The net effect of allowing a discussion of this sort is to restrict discussion to the few fragments of the record of MKULTRA that were allowed to survive.

Mr. Kinzer's book does not hint at how horrible, extensive, successful, or powerful the program was, nor does it show any cognizance of actual techniques employed in actual operations.

Since we're not allow to bring up the truth, can we just agree to avoid the topic?


I genuinely don't understand what you're trying to say. Most of the records were destroyed and we're trying to piece together the evidence. What is the "truth" that we are "not allowed" to bring up?

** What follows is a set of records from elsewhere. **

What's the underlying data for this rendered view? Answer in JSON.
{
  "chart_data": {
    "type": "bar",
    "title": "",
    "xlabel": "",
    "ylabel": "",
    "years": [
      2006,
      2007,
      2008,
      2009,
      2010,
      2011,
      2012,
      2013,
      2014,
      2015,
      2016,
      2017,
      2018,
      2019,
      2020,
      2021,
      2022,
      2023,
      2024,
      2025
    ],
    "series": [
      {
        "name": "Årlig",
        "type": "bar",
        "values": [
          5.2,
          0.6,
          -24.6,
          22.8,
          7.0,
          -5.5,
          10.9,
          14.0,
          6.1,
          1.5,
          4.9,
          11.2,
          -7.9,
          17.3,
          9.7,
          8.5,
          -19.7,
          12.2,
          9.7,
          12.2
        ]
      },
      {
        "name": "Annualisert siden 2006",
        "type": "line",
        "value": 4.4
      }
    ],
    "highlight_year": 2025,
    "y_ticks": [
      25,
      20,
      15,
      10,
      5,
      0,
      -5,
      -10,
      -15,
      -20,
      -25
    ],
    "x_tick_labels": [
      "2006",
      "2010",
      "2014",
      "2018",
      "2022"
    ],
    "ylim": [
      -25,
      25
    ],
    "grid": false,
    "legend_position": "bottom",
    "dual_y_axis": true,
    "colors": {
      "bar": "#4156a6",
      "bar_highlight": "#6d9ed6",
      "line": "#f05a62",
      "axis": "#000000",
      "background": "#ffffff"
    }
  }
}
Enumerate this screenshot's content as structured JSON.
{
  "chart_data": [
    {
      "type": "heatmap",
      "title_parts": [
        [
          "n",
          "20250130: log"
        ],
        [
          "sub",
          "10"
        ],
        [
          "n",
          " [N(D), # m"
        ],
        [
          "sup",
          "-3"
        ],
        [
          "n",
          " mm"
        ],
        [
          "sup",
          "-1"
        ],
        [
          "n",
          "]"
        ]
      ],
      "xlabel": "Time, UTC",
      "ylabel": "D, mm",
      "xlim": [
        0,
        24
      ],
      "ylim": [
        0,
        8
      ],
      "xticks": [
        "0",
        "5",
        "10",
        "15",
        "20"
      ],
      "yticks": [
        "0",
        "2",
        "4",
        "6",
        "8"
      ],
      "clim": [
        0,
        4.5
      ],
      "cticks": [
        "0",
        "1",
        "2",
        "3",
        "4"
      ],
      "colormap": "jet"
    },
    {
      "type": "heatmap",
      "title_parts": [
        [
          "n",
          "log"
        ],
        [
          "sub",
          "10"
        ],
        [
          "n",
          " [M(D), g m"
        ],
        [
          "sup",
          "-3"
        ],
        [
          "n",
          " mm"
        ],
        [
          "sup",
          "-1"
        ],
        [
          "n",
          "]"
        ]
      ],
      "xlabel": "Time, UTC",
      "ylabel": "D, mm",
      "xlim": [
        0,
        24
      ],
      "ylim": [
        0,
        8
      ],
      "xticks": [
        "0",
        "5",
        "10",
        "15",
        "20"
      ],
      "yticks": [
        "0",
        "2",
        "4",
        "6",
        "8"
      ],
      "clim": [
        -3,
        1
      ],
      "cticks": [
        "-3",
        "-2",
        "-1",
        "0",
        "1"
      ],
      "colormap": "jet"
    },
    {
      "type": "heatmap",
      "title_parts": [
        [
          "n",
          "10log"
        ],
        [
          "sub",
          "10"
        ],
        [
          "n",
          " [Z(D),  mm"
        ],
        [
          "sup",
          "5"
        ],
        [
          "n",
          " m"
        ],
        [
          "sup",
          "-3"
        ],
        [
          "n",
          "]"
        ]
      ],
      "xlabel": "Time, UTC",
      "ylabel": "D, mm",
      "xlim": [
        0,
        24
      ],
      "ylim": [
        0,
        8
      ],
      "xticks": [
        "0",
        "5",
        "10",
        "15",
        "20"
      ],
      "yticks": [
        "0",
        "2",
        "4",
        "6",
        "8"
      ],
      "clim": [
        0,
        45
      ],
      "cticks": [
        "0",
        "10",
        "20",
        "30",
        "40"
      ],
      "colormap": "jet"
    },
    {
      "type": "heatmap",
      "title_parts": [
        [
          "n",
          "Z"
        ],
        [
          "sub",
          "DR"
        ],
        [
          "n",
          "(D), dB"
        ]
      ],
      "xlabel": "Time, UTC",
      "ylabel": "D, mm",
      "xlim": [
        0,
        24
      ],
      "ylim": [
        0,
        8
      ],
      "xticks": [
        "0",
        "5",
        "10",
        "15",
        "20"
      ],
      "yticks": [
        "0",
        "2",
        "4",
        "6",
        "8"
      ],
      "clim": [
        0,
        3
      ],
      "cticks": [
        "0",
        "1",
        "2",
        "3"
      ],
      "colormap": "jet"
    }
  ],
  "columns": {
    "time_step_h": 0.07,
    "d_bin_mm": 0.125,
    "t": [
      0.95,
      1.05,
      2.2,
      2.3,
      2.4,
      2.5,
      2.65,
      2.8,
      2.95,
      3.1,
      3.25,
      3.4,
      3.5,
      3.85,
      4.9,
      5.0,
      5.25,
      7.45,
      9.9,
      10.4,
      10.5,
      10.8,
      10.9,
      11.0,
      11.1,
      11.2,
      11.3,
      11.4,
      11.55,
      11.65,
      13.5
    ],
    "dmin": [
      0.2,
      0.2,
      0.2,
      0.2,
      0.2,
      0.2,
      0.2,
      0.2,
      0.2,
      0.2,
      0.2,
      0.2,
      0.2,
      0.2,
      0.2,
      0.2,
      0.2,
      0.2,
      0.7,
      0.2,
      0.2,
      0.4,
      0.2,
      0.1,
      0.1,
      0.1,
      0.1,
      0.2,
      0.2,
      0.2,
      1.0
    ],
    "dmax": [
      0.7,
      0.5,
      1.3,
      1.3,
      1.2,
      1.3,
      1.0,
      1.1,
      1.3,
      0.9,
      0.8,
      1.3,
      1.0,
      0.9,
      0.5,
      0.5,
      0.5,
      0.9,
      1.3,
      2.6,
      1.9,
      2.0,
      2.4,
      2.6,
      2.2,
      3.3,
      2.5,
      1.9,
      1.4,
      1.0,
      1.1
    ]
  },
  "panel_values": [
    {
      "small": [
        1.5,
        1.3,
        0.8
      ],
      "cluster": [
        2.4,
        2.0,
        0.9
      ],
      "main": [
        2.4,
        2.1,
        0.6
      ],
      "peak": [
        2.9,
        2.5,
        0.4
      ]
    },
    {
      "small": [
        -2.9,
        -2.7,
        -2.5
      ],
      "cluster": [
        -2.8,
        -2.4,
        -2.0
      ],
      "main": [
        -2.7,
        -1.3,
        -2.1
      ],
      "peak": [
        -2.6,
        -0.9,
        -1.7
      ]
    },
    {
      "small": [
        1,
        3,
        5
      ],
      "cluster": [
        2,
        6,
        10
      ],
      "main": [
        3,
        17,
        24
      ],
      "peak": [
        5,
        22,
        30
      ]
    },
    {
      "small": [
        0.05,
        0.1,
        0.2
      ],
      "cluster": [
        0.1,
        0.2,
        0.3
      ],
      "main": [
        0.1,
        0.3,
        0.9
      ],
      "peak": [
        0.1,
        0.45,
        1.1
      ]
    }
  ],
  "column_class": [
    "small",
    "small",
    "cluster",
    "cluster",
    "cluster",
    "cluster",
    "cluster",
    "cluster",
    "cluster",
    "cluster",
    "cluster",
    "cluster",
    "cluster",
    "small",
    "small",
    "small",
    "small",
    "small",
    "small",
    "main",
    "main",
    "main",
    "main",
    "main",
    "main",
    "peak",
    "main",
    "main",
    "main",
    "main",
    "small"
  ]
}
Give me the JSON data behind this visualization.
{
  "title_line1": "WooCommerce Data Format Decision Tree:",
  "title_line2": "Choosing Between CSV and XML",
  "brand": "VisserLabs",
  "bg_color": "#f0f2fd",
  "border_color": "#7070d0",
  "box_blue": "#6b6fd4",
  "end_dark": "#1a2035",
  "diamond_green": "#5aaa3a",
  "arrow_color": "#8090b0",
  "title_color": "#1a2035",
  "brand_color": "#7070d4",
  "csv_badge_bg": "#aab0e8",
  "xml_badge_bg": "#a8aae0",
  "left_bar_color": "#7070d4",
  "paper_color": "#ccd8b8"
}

My reply would be deemed conspiracy theory, though it would contain no theory, only testimony.


I think the other HN thread I linked on this subject shows that you are not correct that discussion of conspiracy theories is completely taboo here. As someone quite steeped in the conspiracy world, some of the most intelligent analysis and thoughtful pushback to the "there's no such thing as conspiracies" bluepill perspective has been on HN, and in general it has not been suppressed or downvoted unless advanced in very combative terms.

Although perhaps you're right that if you start bringing up Project Monarch or the like you might get some pretty severe pushback. Even then I'm not sure you'd necessarily be downvoted to oblivion.